Successivamente, quando le acque si avvicinavano sempre più alle case ed alle stalle, i proprietari si limitarono a far costruire un breve argine.
Ma nonostante questo, ogni anno molti terreni fertili andavano perduti.
Mio nonno propose allora di costruire gli argini più a monte per evitare che l’acqua, esondando, non rientrasse più nell’alveo, portando via tutti i fertili terreni spondali. I proprietari replicarono che non avrebbero costruito argini laddove i terreni non erano di loro proprietà.
E l’acqua scese più impietosa di prima. Esondò alcuni metri più a monte, portò via un vigneto, alcuni ulivi ed arrivò davanti alle stalle ed a soli 8 metri dall’abitazione.
I proprietari allora si limitarono a far costruire degli effimeri argini con fascine di ramaglie e tavole di legno legate tra loro, le cosiddette “n’drapanàte” (in italiano: intricate), che non ebbero alcuna efficacia dato che la forza dell’acqua era troppa.
Questo dava modo ai piccoli torrenti di diventare sempre più delle ampie ed aride fiumare non utilizzabili per pascolo, né per coltivazioni.
I saccheggi
Durante questi anni i saccheggi continuarono grazie alla politica dei Buccino.
Essi davano a chi ne aveva bisogno un carico d’asino di pietre e mattoni scalzati dai resti delle pareti della Certosa in cambio di ben 3 giornate lavorative per zappare i vigneti e gli uliveti, infatti l’olio, il vino e la frutta non erano compresi nel contratto di mezzadria.
Così avevano la manodopera a costo zero.

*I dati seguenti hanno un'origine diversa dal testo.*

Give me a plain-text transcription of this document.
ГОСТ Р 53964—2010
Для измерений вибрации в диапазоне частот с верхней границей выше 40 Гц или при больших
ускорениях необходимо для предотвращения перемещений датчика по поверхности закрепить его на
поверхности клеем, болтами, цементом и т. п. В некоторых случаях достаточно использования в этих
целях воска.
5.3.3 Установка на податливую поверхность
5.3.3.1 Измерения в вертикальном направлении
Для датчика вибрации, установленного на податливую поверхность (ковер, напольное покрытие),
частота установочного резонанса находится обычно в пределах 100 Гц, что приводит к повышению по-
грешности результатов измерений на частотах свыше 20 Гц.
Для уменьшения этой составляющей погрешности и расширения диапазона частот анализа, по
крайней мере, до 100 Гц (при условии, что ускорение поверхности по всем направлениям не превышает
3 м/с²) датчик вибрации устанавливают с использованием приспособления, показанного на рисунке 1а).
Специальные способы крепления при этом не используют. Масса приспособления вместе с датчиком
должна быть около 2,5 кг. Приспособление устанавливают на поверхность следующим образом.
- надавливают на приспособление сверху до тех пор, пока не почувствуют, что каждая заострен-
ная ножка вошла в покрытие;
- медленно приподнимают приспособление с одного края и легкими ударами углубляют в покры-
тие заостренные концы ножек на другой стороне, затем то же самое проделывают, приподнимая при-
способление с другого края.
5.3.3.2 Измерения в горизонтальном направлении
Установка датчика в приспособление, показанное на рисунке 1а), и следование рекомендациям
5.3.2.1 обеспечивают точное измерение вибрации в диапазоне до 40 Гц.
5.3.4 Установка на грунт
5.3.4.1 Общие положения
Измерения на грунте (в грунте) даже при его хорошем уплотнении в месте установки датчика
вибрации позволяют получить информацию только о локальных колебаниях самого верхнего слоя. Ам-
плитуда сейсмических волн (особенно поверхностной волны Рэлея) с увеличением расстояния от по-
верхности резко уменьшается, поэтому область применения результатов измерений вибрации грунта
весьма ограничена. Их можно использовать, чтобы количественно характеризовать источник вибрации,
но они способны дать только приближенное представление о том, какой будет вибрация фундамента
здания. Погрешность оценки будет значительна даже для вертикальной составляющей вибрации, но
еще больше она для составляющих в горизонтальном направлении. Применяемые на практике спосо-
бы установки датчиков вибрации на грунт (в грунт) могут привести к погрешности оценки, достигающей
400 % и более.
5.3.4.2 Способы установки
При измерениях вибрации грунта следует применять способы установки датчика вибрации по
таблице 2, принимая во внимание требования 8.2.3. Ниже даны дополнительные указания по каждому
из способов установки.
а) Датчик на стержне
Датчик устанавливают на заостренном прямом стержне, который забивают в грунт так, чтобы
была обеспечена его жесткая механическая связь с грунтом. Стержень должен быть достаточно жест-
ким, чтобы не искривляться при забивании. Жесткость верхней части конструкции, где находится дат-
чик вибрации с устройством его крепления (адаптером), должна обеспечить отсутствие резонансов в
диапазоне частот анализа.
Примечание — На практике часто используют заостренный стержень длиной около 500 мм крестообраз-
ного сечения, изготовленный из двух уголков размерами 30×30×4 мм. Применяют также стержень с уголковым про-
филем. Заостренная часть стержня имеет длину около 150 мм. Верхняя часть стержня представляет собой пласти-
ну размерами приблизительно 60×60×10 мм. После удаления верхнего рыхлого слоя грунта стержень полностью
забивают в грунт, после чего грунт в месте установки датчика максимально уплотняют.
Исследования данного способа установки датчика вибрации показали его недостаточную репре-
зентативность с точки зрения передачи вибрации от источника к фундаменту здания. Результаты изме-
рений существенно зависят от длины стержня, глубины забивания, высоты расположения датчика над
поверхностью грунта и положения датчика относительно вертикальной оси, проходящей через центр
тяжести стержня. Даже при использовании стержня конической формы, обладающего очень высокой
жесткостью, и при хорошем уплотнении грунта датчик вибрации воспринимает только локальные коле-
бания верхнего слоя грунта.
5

Anche una delle macine del mulino finì per essere rotta e riadattata per un portone di una casa in paese.
(L’altra macina era in un punto più inaccessibile, scampò il saccheggio ed ora fa bella mostra davanti casa nostra).
Così si arrivò agli anni ’60 e in quel periodo si verificò un cambiamento economico-sociale di portata nazionale così grande che, per certi aspetti, fu una vera rivoluzione: da quegli anni non si poteva più vivere con l’agricoltura tradizionale.